According to the Ministry of Tourism, Arts and Culture, workshops will be organised from now to December 2018 so the artistes are thoroughly educated on the modalities involved in the payment of tax.
In the wake of this, creative artistes have been granted some grace period of exemption from tax payment until they understand what the whole system entails especially as regards their trade.
In a statement signed by the Minister, Catherine Abelema Afeku, the ministry “has agreed with the Ministry of Finance and the Ghana Revenue Authority (GRA) that until such time that artists have been educated on their tax obligations, they will be given a moratorium.”
The statements adds: “In this connection, the Ministry announces for the information of all players in the creative arts sector that it has received assurances from the Ministry of Finance and the GRA to the effect that between now and end of December 2018, workshops will be organized to educate artistes on their tax obligations, generally, and why it is the civic responsibility of every Ghanaian who earns an income to pay tax.”
This new move was precipitated by an allegation made by some actors like Mercy Asiedu, Kwadwo Nkansah ‘Lilwin’ that the Ghana Revenue Authority (GRA) had come after them to pay taxes on all the works they did in the past.
The actors who were unyielding to action said the government had not fulfilled its promises to them, hence did not see the need to pay taxes.
Tourism Minister, therefore, led a group of artistes, Akorfa Edjeani, Yvonne Nelson, Lilwin, Idikoko and Oscar Provencal to meet the Finance Minister, Ken Ofori Atta for a discussion on the matter.
Catherine Afeku, in the statement also indicated that she met with the Commissioner-General of the Ghana Revenue Authority, Kofi Nti who agreed to give the artistes some grace period until they gain education on what the computations and modalities of the payment.

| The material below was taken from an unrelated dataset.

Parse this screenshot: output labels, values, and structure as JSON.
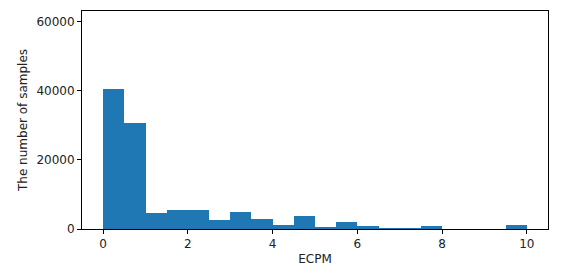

“The Ministry of Tourism, Arts and Culture can assure the general public that the government has listened to the country’s artists and taken into account their apprehensions and demands.”

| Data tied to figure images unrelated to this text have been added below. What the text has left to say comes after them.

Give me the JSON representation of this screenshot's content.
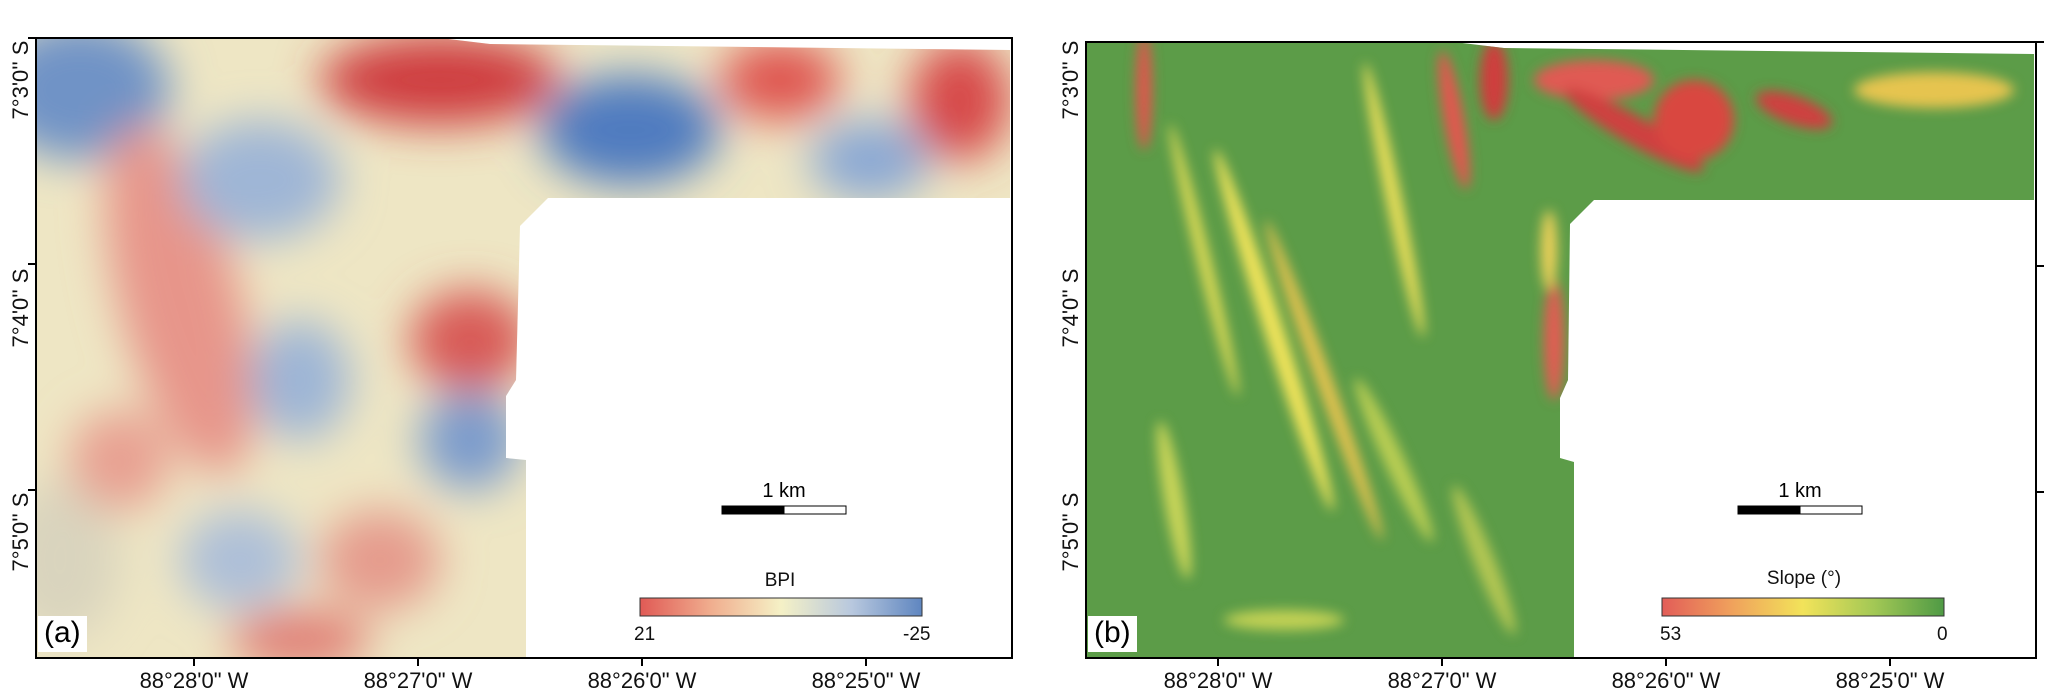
{
  "panels": [
    {
      "id": "a",
      "letter": "(a)",
      "legend": {
        "title": "BPI",
        "min_label": "21",
        "max_label": "-25",
        "colors": [
          "#e05a55",
          "#f0ad8e",
          "#f5f1c6",
          "#b8c8de",
          "#5f86c0"
        ]
      },
      "scale_label": "1 km"
    },
    {
      "id": "b",
      "letter": "(b)",
      "legend": {
        "title": "Slope (°)",
        "min_label": "53",
        "max_label": "0",
        "colors": [
          "#e25d58",
          "#f0a25c",
          "#f2e35a",
          "#a3c855",
          "#4f9a45"
        ]
      },
      "scale_label": "1 km"
    }
  ],
  "longitude_labels": [
    "88°28'0\" W",
    "88°27'0\" W",
    "88°26'0\" W",
    "88°25'0\" W"
  ],
  "latitude_labels": [
    "7°3'0'' S",
    "7°4'0'' S",
    "7°5'0'' S"
  ]
}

“As a Government, we appreciate the significant role played by the creative arts sector and their immeasurable contribution to the creative economy, and we shall continue to create the space for the industry to flourish,” the statement further noted.
In the meantime “…the Ministry announces for the information of all players in the creative arts sector that it has received from the Ministry of Finance and the GRA to the effect that between now and the end of December 2018, workshops will be organised to educate artistes on their tax obligations, generally, and why it is the civic responsibility of every Ghanaian who earns an income to pay tax.”